Толстой слагает гимн русскому народу. Общедушевное воодушевление во время войны вполне естественно. Однако для личной духовной жизни времен личностного рождения оно очень опасно, так как легко может установить центр тяжести высшей души на общедуховной жизни и сорвать или подорвать процесс личностностного рождения.[170]
Среди носителей личной духовной жизни встречаются люди, которые способны на общедушевные (в том числе и, скажем, патриотические) чувства, но которым чужда всякая общедуховная жизнь. Толстой не принадлежал к их числу. До 24 лет он не чурался конфессиональной жизни, хотя и был равнодушен к ней; и в церковь ходил иногда, и говел. Да и в кавказские годы (то есть годы второго духовного взвода) он не стремился к опровержению церковных устоев. Он не находит для них оснований в себе. Другое дело внеконфессиональное общедуховное сознание и чувство, которое легко обнаружить во всех кавказских рассказах Толстого. Сар брата Николая во весь голос заговорил во Льве Николаевиче: «Велики судьбы славянского народа! Недаром дана ему эта спокойная сила души, эта великая простота и бессознательность силы!..»[171]
Постоянно живя вместе с братом на Кавказе, Толстой впитывал в себя его образ одухотворенности и благодаря этому приобрел свою позицию в отношении русской общедушевной жизни. Именно здесь Сар брата Николая стал и его Саром. До этого в Толстом жила любовь к идеализированному общедушевному «ближнему», русскому человеку, было желание помочь ему, слиться с ним, но не было определенной точки, которая давала возможность личного взгляда на свой народ, не было позиции, относительно его ценностей и приоритетов этих ценностей.
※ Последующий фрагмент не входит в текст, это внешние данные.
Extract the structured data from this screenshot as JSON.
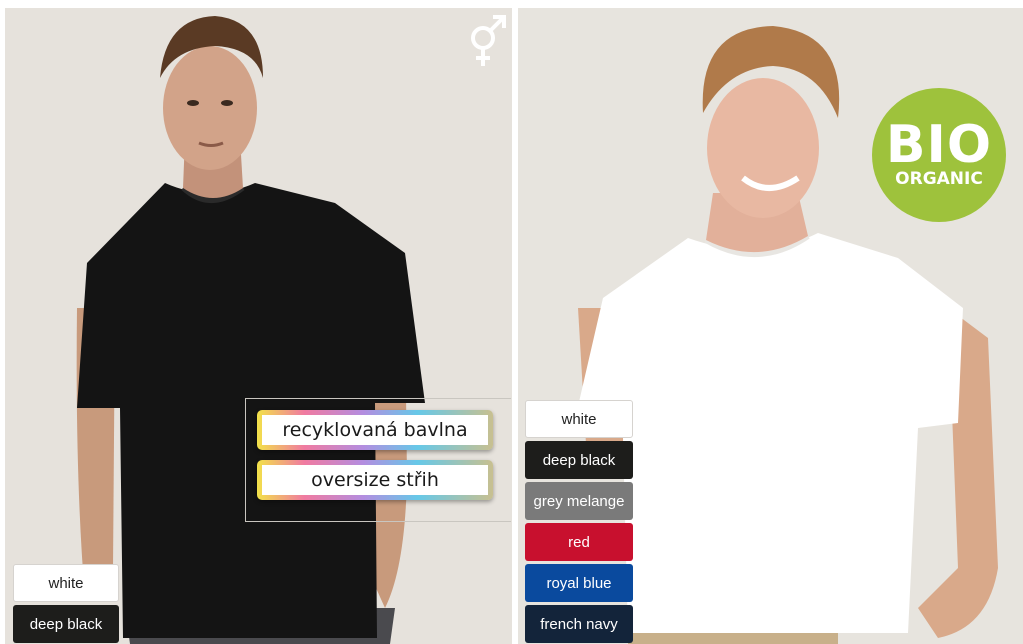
{
  "left_panel": {
    "features": [
      "recyklovaná bavlna",
      "oversize střih"
    ],
    "colors": [
      {
        "label": "white",
        "hex": "#ffffff"
      },
      {
        "label": "deep black",
        "hex": "#1d1d1b"
      }
    ],
    "icon": "unisex-gender-icon"
  },
  "right_panel": {
    "badge": {
      "main": "BIO",
      "sub": "ORGANIC",
      "color": "#9ec23c"
    },
    "colors": [
      {
        "label": "white",
        "hex": "#ffffff"
      },
      {
        "label": "deep black",
        "hex": "#1d1d1b"
      },
      {
        "label": "grey melange",
        "hex": "#7a7a7a"
      },
      {
        "label": "red",
        "hex": "#c8102e"
      },
      {
        "label": "royal blue",
        "hex": "#0a4a9e"
      },
      {
        "label": "french navy",
        "hex": "#13243a"
      }
    ]
  }
}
По слову Льва Николаевича, народ был первой его любовью. При первой любви не видят предмета своей любви, любят по потребности любить. Теперь Толстой не только полюбил, но и с некоторой высоты раз и навсегда увидел русского человека и оценил его дух.
Николай Николаевич органично жил со своим общедуховным существом, он и был им, жил с ним, как с самим собой, один принадлежал другому, и ни тот, ни другой не нуждался в особом провозглашении. Лев Николаевич знал и переживал это общедуховное существо, этого Сара иначе не только в себе, но и несколько со стороны. Мировоззрение Николая Николаевича вытекало из его жизнечувствования. У Льва Николаевича наоборот. В отсутствие эденского существа (то есть до личностного рождения) это давало высшую точку зрения толстовскому Гению и тем самым взрастило его. Все последующее десятилетие Гений в нем неразрывно трудился вместе с Саром.
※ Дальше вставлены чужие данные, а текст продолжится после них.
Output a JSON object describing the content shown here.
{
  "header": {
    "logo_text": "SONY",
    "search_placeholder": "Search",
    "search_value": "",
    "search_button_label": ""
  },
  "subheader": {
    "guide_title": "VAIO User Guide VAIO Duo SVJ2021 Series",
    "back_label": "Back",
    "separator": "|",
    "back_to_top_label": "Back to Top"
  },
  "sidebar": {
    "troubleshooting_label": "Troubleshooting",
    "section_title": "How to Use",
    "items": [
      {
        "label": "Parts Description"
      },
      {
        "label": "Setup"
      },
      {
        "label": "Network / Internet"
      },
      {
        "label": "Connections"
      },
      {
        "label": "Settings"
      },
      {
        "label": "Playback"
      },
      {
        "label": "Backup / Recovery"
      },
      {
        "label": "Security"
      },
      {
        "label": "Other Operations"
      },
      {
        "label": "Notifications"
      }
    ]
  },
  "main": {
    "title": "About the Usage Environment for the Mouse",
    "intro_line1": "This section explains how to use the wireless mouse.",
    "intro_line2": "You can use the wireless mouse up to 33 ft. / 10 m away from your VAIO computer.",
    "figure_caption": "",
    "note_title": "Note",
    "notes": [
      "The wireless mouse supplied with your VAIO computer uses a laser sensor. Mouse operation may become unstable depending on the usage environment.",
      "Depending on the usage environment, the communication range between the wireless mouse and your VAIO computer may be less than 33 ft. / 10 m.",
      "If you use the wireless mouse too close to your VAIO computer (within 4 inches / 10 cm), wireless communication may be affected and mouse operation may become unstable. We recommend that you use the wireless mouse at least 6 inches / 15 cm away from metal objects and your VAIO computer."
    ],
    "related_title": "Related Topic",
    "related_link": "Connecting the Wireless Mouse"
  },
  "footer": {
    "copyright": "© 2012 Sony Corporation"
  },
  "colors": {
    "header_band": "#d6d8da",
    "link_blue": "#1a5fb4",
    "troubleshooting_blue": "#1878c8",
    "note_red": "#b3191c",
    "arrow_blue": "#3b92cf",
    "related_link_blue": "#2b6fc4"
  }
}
4 марта 1855 года у Толстого возникает мысль о создании новой религии. Мы уже говорили о том, что эта полуслучайная мысль не имеет отношения к религиозной проповеди Толстого[172] последних десятилетий жизни.[173] В ту же пору, о которой мы говорим, Лев Николаевич твердо решил отдаться никак не религиозной, а исключительно литературной деятельности. Гений его поймал отлив, вошел в возраст и завладел им. 11 марта Толстой решает: «военная карьера не моя, и чем раньше я из нее выберусь, чтобы вполне предаться литературной, тем будет лучше» (47.38). Через два с половиной месяца: «Планы сочинений и толпы мыслей» (47.43). Примерно в это же время вновь появились записи во франклиновском журнале. Летом 1855 года с глубокого неудовлетворения своей внутренней и внешней жизнью[174] начался подъем личностного рождения. Год назад Толстой отмечал, что любит славу больше, чем добро; теперь, в 27 лет, вопрос славы и добра разрешается иначе: «Единственное, главное и преобладающее над всеми другими наклонностями и занятиями должна быть литература. Моя цель литературная слава, добро, которое я могу сделать своими сочинениями» (47.60).
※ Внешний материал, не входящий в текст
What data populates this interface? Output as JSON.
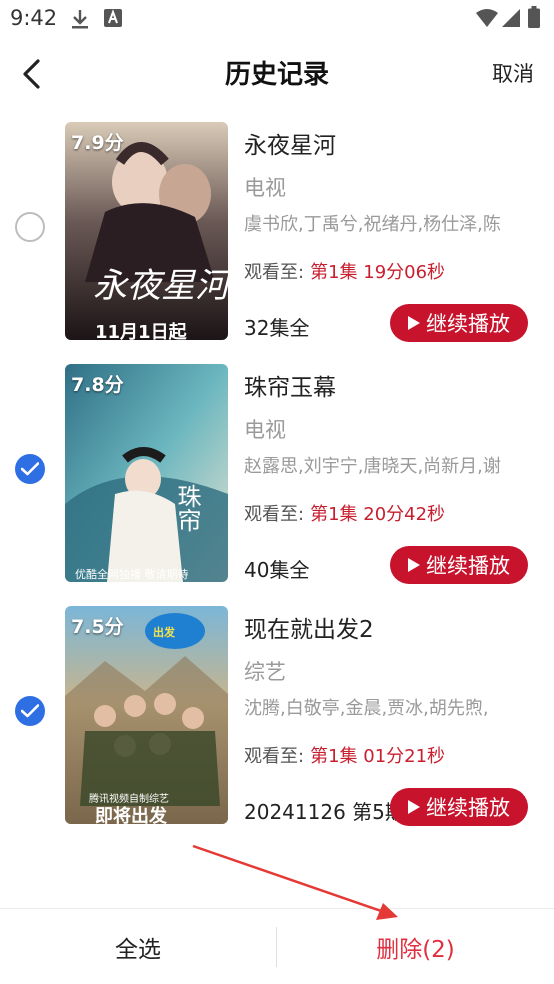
{
  "status_bar": {
    "time": "9:42",
    "icons": [
      "download-icon",
      "a-icon",
      "wifi-icon",
      "signal-icon",
      "battery-icon"
    ]
  },
  "header": {
    "title": "历史记录",
    "cancel_label": "取消"
  },
  "items": [
    {
      "score": "7.9分",
      "title": "永夜星河",
      "category": "电视",
      "cast": "虞书欣,丁禹兮,祝绪丹,杨仕泽,陈",
      "progress_label": "观看至:",
      "progress_value": "第1集 19分06秒",
      "episodes": "32集全",
      "continue_label": "继续播放",
      "selected": false,
      "poster_text": "永夜星河",
      "poster_date": "11月1日起"
    },
    {
      "score": "7.8分",
      "title": "珠帘玉幕",
      "category": "电视",
      "cast": "赵露思,刘宇宁,唐晓天,尚新月,谢",
      "progress_label": "观看至:",
      "progress_value": "第1集 20分42秒",
      "episodes": "40集全",
      "continue_label": "继续播放",
      "selected": true,
      "poster_text": "珠帘玉幕",
      "poster_date": "优酷全网独播 敬请期待"
    },
    {
      "score": "7.5分",
      "title": "现在就出发2",
      "category": "综艺",
      "cast": "沈腾,白敬亭,金晨,贾冰,胡先煦,",
      "progress_label": "观看至:",
      "progress_value": "第1集 01分21秒",
      "episodes": "20241126 第5期",
      "continue_label": "继续播放",
      "selected": true,
      "poster_text": "腾讯视频自制综艺",
      "poster_date": "即将出发"
    }
  ],
  "bottom_bar": {
    "select_all_label": "全选",
    "delete_label": "删除(2)"
  },
  "colors": {
    "accent_red": "#c8132d",
    "delete_red": "#e0303f",
    "check_blue": "#2f6fe4",
    "annotation_arrow": "#e53935"
  }
}
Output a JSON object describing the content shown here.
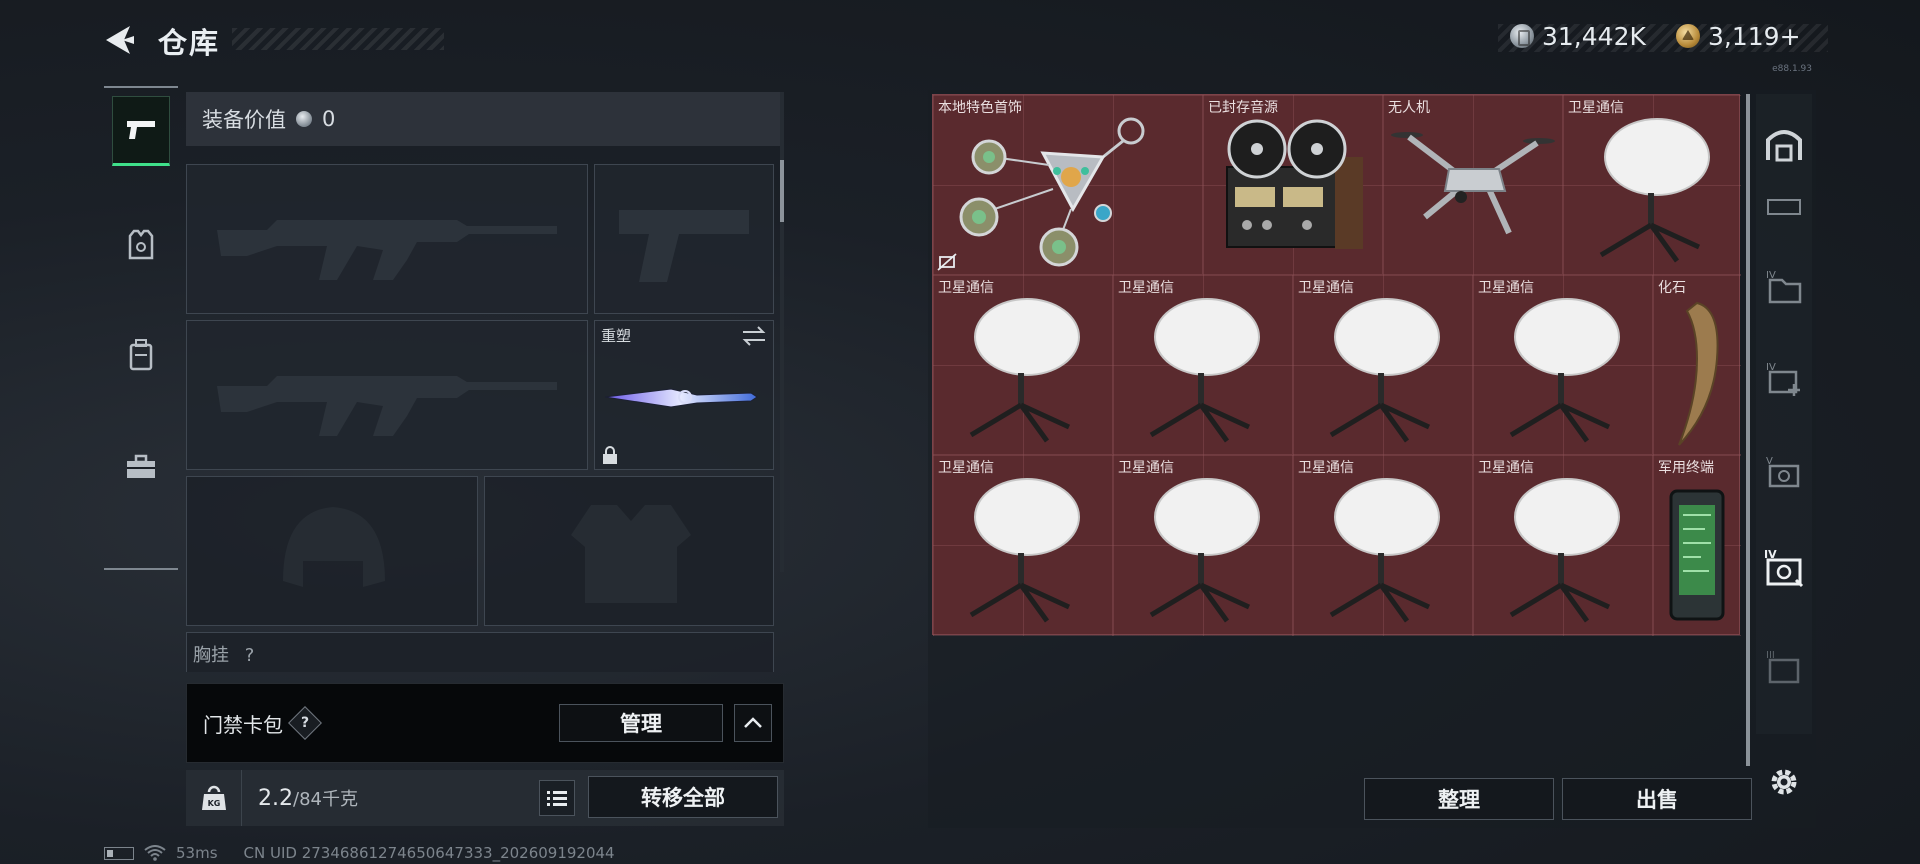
{
  "header": {
    "title": "仓库",
    "currency_silver": "31,442K",
    "currency_gold": "3,119+",
    "version_text": "e88.1.93"
  },
  "loadout": {
    "value_label": "装备价值",
    "value_amount": "0",
    "melee_label": "重塑",
    "chest_rig_label": "胸挂",
    "chest_rig_count": "?"
  },
  "cardbag": {
    "label": "门禁卡包",
    "help": "?",
    "manage_label": "管理"
  },
  "weight": {
    "current": "2.2",
    "max": "/84千克",
    "kg_icon_label": "KG"
  },
  "actions": {
    "transfer_all": "转移全部",
    "sort": "整理",
    "sell": "出售"
  },
  "status": {
    "ping": "53ms",
    "uid": "CN UID 27346861274650647333_202609192044"
  },
  "stash_items": [
    {
      "name": "本地特色首饰",
      "icon": "jewelry-pendant"
    },
    {
      "name": "已封存音源",
      "icon": "reel-to-reel-tape"
    },
    {
      "name": "无人机",
      "icon": "drone"
    },
    {
      "name": "卫星通信",
      "icon": "satellite-dish"
    },
    {
      "name": "卫星通信",
      "icon": "satellite-dish"
    },
    {
      "name": "卫星通信",
      "icon": "satellite-dish"
    },
    {
      "name": "卫星通信",
      "icon": "satellite-dish"
    },
    {
      "name": "卫星通信",
      "icon": "satellite-dish"
    },
    {
      "name": "化石",
      "icon": "fossil-claw"
    },
    {
      "name": "卫星通信",
      "icon": "satellite-dish"
    },
    {
      "name": "卫星通信",
      "icon": "satellite-dish"
    },
    {
      "name": "卫星通信",
      "icon": "satellite-dish"
    },
    {
      "name": "卫星通信",
      "icon": "satellite-dish"
    },
    {
      "name": "军用终端",
      "icon": "military-terminal"
    }
  ],
  "colors": {
    "accent_green": "#3fe08a",
    "stash_bg": "#5a2a2e"
  }
}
Если героем первого севастопольского рассказа был «народ русский», то героем второго севастопольского рассказа стала «правда» не антиложь, не та правда, которая отталкивается ото лжи, а та, которая основывается на личнодуховной силе Искренности. Война дала возможность развиться проницательности Толстого на людей, обогатить свою душу знанием чужих душ, без чего немыслима работа писателя и что принуждает включаться в жизнь, пусть и издали, эденское существо в человеке.
В ноябре 1855 года Толстого встречал литературный Петербург.
11(35)
Если бы люди вдруг принялись за изучение своего Пути восхождения, то переживания Толстого и его состояние жизни в 18561857 годах могло стать хрестоматийным примером личностного рождения человека. «Душевную ломку» лета 1856 года не преминул подметить в Толстом Некрасов.[175] «Самые благодатные перемены» обнаружил в нем тогда и Тургенев. Еще точнее высказался Анненков в письме Тургеневу от 26 сентября 1856 года: «Толстой неузнаваем, и путь, который он пробежал в течение лета и осени, просто огромен Работа в нем идет страшная».[176] В конце 1856 года эта работа и привела Толстого к личностному рождению. «Я решительно счастлив все это время, упиваясь быстротой морального движения вперед» (47.109), записывает Толстой в начале января 1857 года. Это подтверждает и Анненков в письме к Тургеневу от 25 января 1857 года: «В последнее время я пришел к такому убеждению, что между нами нет лица более нравственного, чем Толстой. Он способен к героизму внутренней честности или по крайней мере понимает ее в героических размерах».[177] «В душе его кипит ненасыщаемая жажда, читаем в письме Боткина А. Фету, говорю ненасыщаемая жажда, потому что, что вчера насытило его, ныне разбивается его анализом». Из другого письма Боткина Тургеневу 3 января: «Ты удивился бы, сколько цепкости и твердости в этом уме и сколько идеальности в душе его. Великий нравственный процесс происходит в нем» Тургенев Дружинину 5 декабря 1856 года: «Вы, говорят, очень сошлись с Толстым, и он стал очень мил и ясен. Очень этому радуюсь. Когда это молодое вино перебродит выйдет напиток, достойный богов». Он же самому Толстому 3 января 1857 года: «Разрастайтесь в ширину, как Вы до сих пор в глубину росли, а мы со временем будем сидеть под Вашей тенью да похваливать ее красоту и прохладу».